Die Artenvielfalt von Taufliegen (Drosophila) im Raum Wien ist in den vergangenen drei Jahrzehnten massiv eingebrochen. Forschende des Naturhistorischen Museums (NHM) Wien berichten, dass die Zahl der in der Stadt nachgewiesenen Arten im Vergleich zu einer Erhebung aus dem Jahr 1994 um rund 50 Prozent gesunken ist. Die Ergebnisse, die nun im Fachjournal „Ecology and Evolution“ veröffentlicht wurden, deuten darauf hin, dass vormals häufige Arten durch zugewanderte Taufliegen verdrängt worden sein könnten.

Grundlage der aktuellen Analyse ist das Citizen-Science-Projekt „Vienna City Fly“, das 2024 einfache Fliegenfallen an freiwillige Laienforscher in Wien, Niederösterreich und dem Burgenland verteilte. Die zurückgesandten Proben wurden für die nun publizierte Studie gezielt auf Fänge in unmittelbarer Nähe menschlicher Siedlungen beschränkt – also auf Innenräume, Balkone und Gärten. Damit liegt ein detailliertes Bild jener Drosophila-Gemeinschaft vor, die besonders eng an vom Menschen geprägte Lebensräume gebunden ist.

Insgesamt wurden mehr als 18.000 Taufliegen gesammelt und taxonomisch bestimmt; dabei identifizierte das Team um NHM-Forscher Martin Kapun 13 Drosophila-Arten. Bemerkenswert ist der Nachweis zweier Arten, die bislang in Österreich nicht registriert waren: Drosophila (D.) mercatorum und D. virilis. D. mercatorum ist ursprünglich in den USA, Mexiko und Südamerika verbreitet und wurde im vergangenen Jahrhundert nach Europa eingeschleppt, D. virilis stammt aus Asien und hat sich erst seit relativ kurzer Zeit über die nördliche Hemisphäre ausgebreitet.

Die Zusammensetzung der Populationen zeigt eine deutliche Verschiebung hin zu wenigen dominanten Generalisten.
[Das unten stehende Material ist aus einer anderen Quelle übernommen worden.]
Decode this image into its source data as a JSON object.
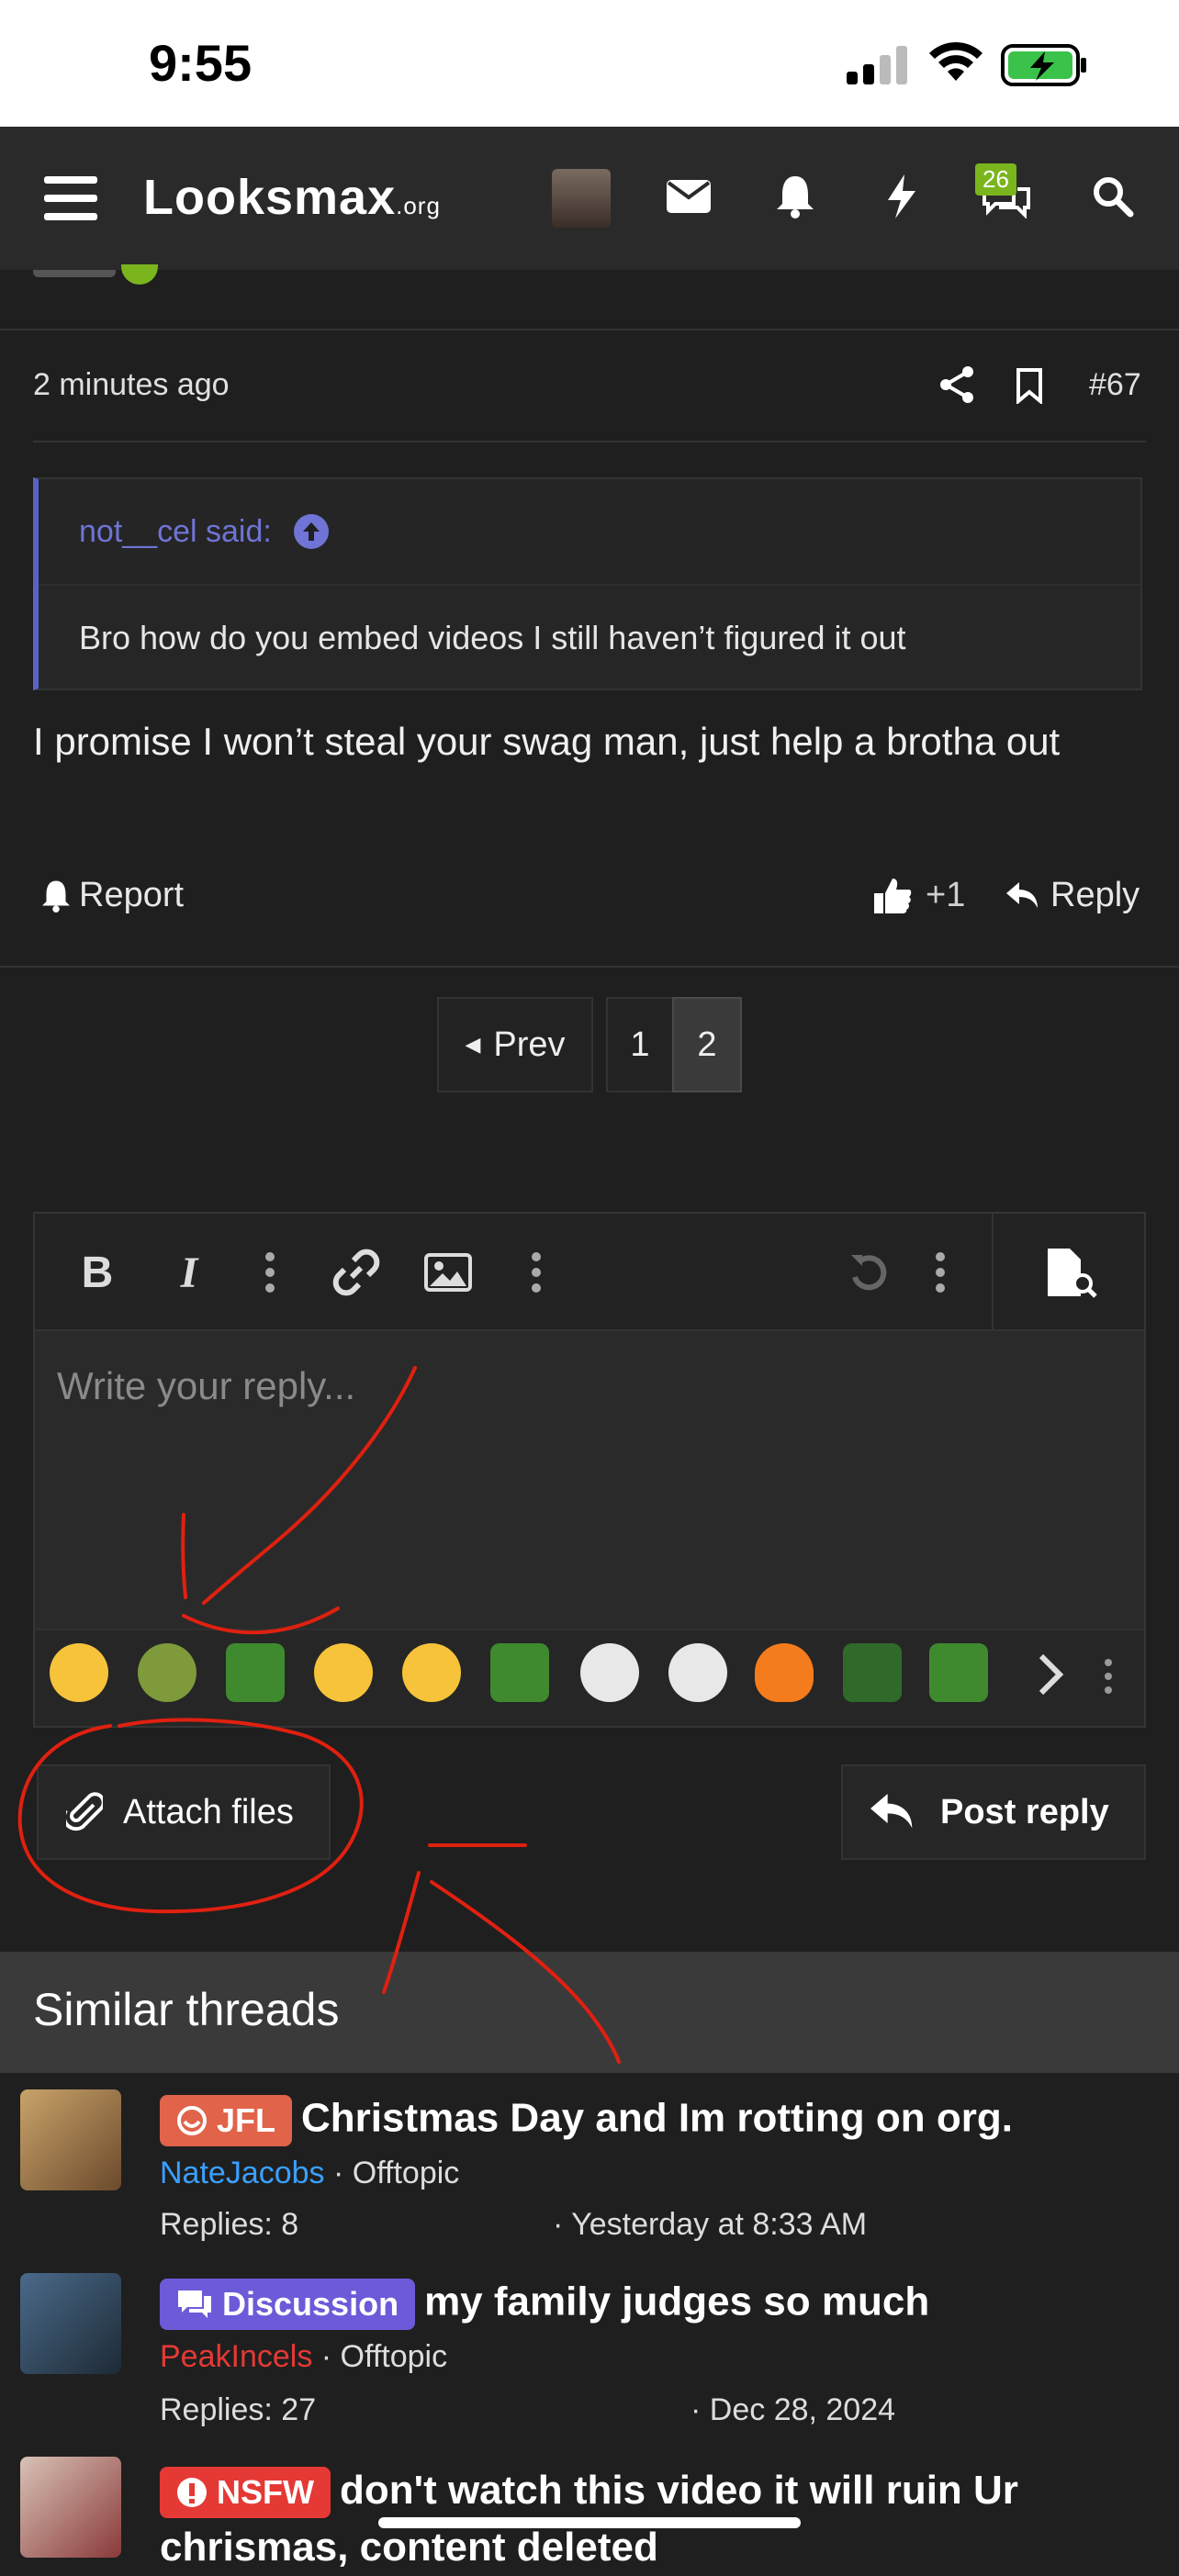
{
  "status_bar": {
    "time": "9:55"
  },
  "header": {
    "logo_main": "Looksmax",
    "logo_suffix": ".org",
    "notification_badge": "26"
  },
  "post": {
    "time": "2 minutes ago",
    "number": "#67",
    "quote_author": "not__cel said:",
    "quote_text": "Bro how do you embed videos I still haven’t figured it out",
    "body": "I promise I won’t steal your swag man, just help a brotha out",
    "report_label": "Report",
    "like_count": "+1",
    "reply_label": "Reply"
  },
  "pagination": {
    "prev_label": "Prev",
    "pages": [
      "1",
      "2"
    ],
    "current_page": "2"
  },
  "editor": {
    "placeholder": "Write your reply...",
    "attach_label": "Attach files",
    "post_label": "Post reply"
  },
  "similar": {
    "heading": "Similar threads",
    "threads": [
      {
        "tag": "JFL",
        "tag_color": "#e0634a",
        "title": "Christmas Day and Im rotting on org.",
        "author": "NateJacobs",
        "author_color": "#3aa0ff",
        "forum": "Offtopic",
        "replies": "Replies: 8",
        "date": "Yesterday at 8:33 AM"
      },
      {
        "tag": "Discussion",
        "tag_color": "#6b5bd8",
        "title": "my family judges so much",
        "author": "PeakIncels",
        "author_color": "#e53935",
        "forum": "Offtopic",
        "replies": "Replies: 27",
        "date": "Dec 28, 2024"
      },
      {
        "tag": "NSFW",
        "tag_color": "#e53935",
        "title": "don't watch this video it will ruin Ur chrismas, content deleted"
      }
    ]
  },
  "colors": {
    "accent_quote": "#5a62c9",
    "annotation_red": "#e02010"
  }
}
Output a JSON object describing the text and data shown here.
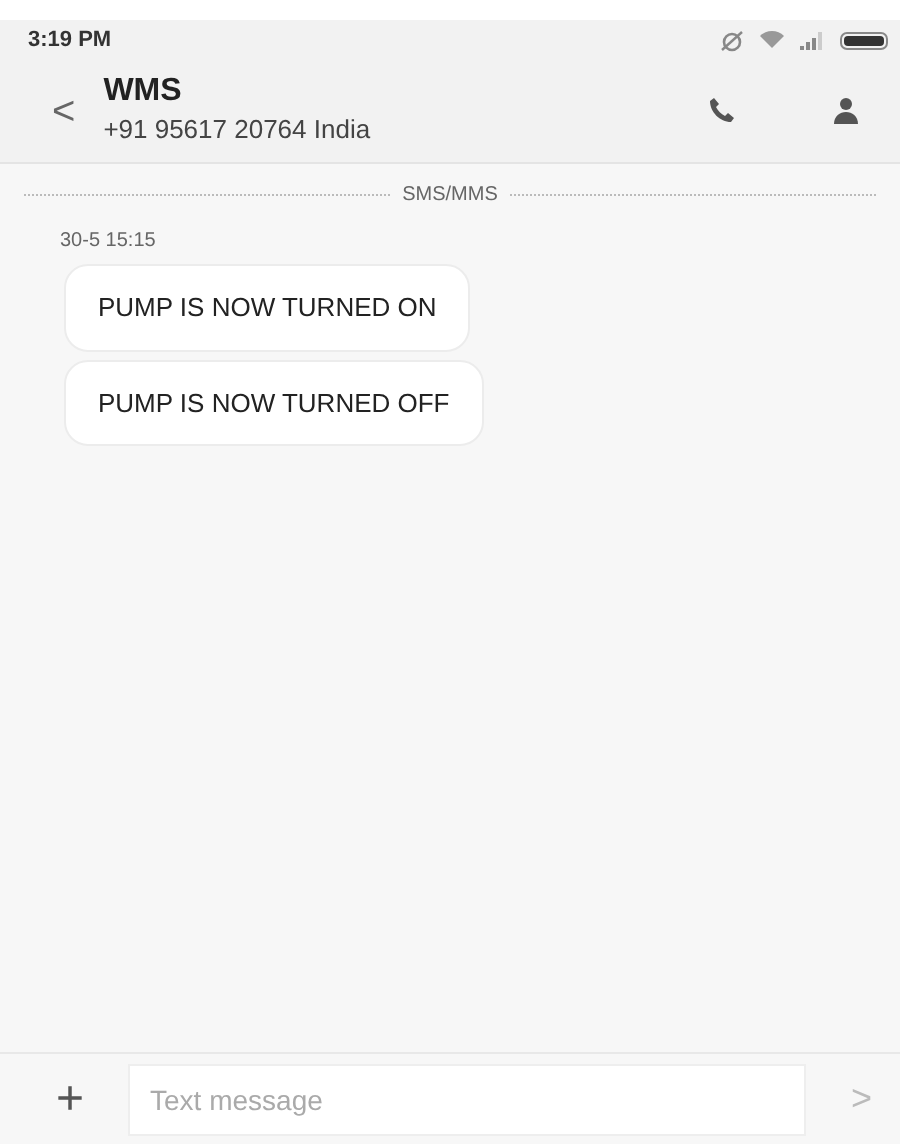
{
  "status_bar": {
    "time": "3:19 PM"
  },
  "header": {
    "back": "<",
    "title": "WMS",
    "subtitle": "+91 95617 20764 India"
  },
  "thread": {
    "channel": "SMS/MMS",
    "timestamp": "30-5 15:15",
    "messages": [
      {
        "text": "PUMP IS NOW TURNED ON"
      },
      {
        "text": "PUMP IS NOW TURNED OFF"
      }
    ]
  },
  "composer": {
    "add": "+",
    "placeholder": "Text message",
    "send": ">"
  }
}
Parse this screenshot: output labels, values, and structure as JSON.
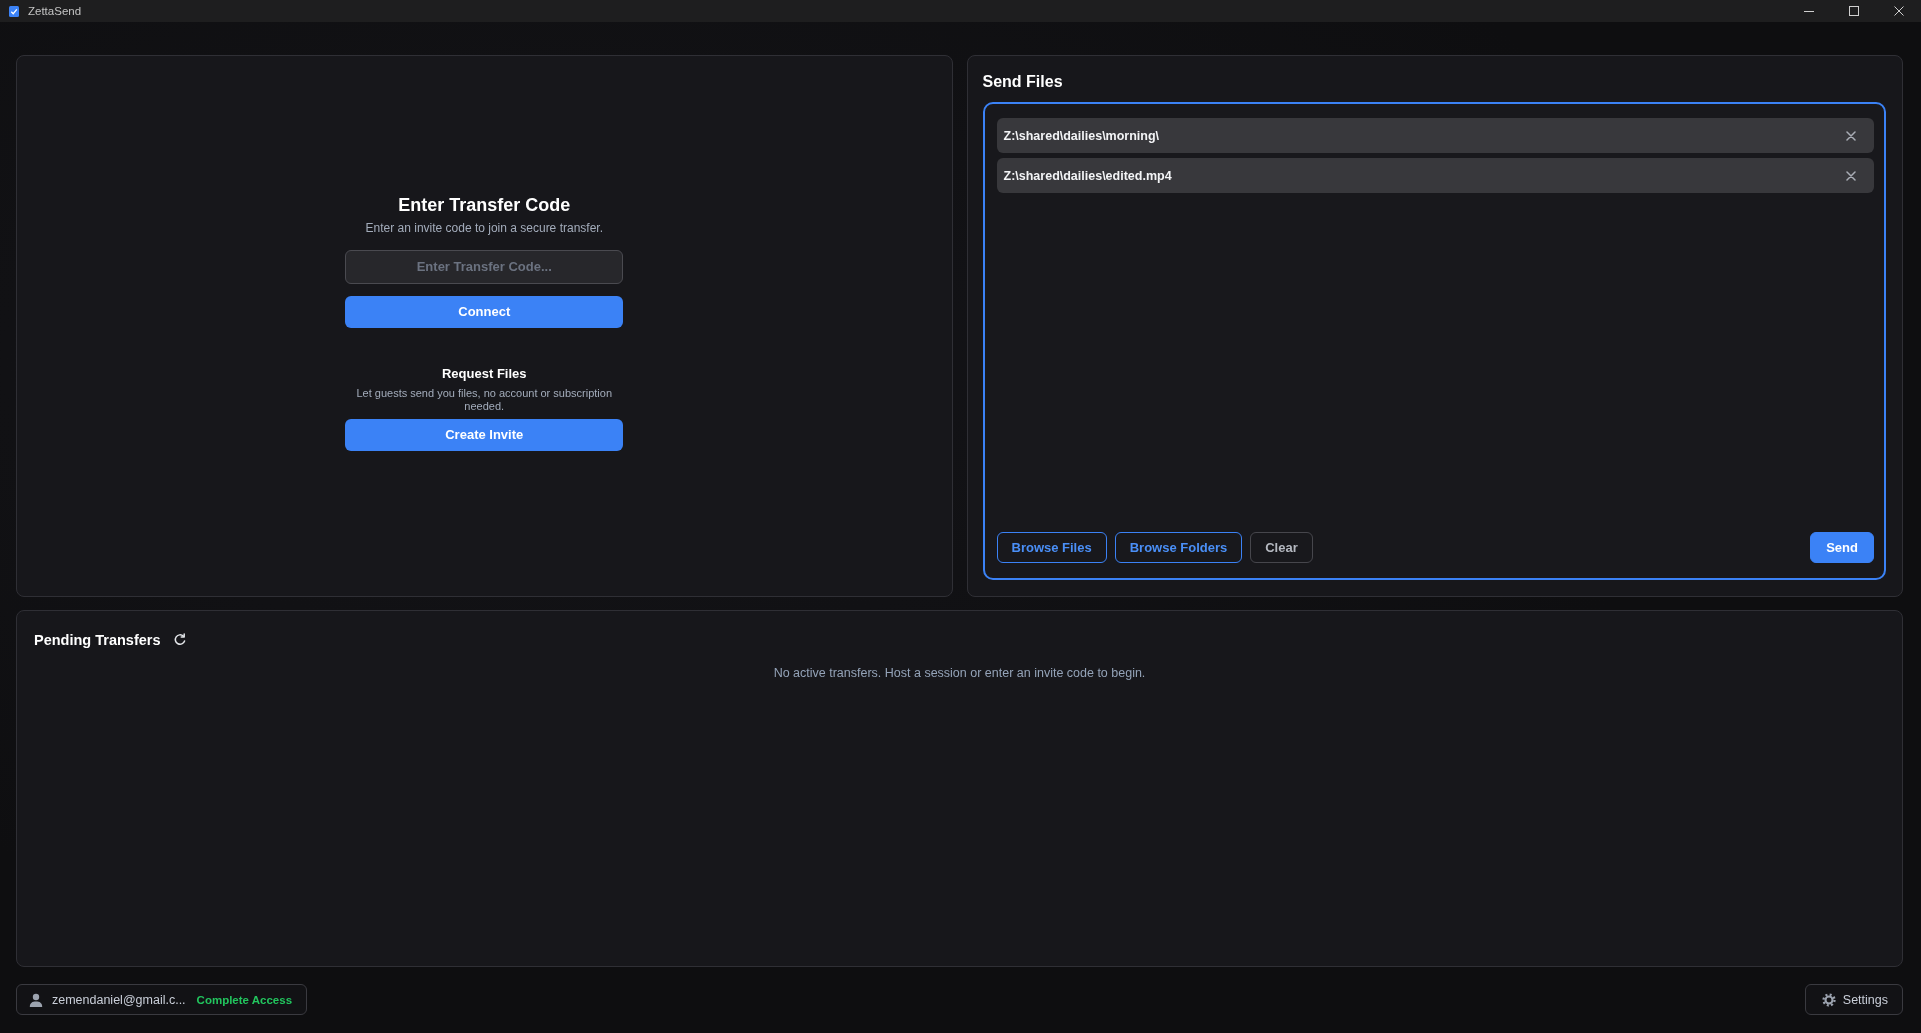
{
  "window": {
    "title": "ZettaSend"
  },
  "receive_panel": {
    "title": "Enter Transfer Code",
    "subtitle": "Enter an invite code to join a secure transfer.",
    "code_field": {
      "placeholder": "Enter Transfer Code..."
    },
    "connect_button": "Connect",
    "request": {
      "title": "Request Files",
      "description": "Let guests send you files, no account or subscription needed.",
      "button": "Create Invite"
    }
  },
  "send_panel": {
    "title": "Send Files",
    "files": [
      {
        "path": "Z:\\shared\\dailies\\morning\\"
      },
      {
        "path": "Z:\\shared\\dailies\\edited.mp4"
      }
    ],
    "buttons": [
      {
        "label": "Browse Files",
        "kind": "outline"
      },
      {
        "label": "Browse Folders",
        "kind": "outline"
      },
      {
        "label": "Clear",
        "kind": "neutral"
      },
      {
        "label": "Send",
        "kind": "primary"
      }
    ]
  },
  "pending_panel": {
    "title": "Pending Transfers",
    "empty_message": "No active transfers. Host a session or enter an invite code to begin."
  },
  "status_bar": {
    "account": {
      "email": "zemendaniel@gmail.c...",
      "plan": "Complete Access"
    },
    "settings_button": "Settings"
  }
}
D. mercatorum mit rund 8.800 Nachweisen und die Modellorganismus-Art D. melanogaster mit etwa 6.700 Funden waren die mit Abstand häufigsten Spezies in den Proben. „Dominiert wird die Drosophila-Population im Wiener Stadtgebiet von Generalisten mit starker Affinität zum Menschen“, erklärte Kapun der Austria Presse Agentur zufolge. Die Ergebnisse unterstreichen, dass zunehmende Verbauung und die starke Prägung durch menschliche Siedlungen mit einem Rückgang der Biodiversität einhergehen können – auch bei unscheinbaren Insekten, die als wichtige Indikatoren für den Zustand urbaner Ökosysteme gelten.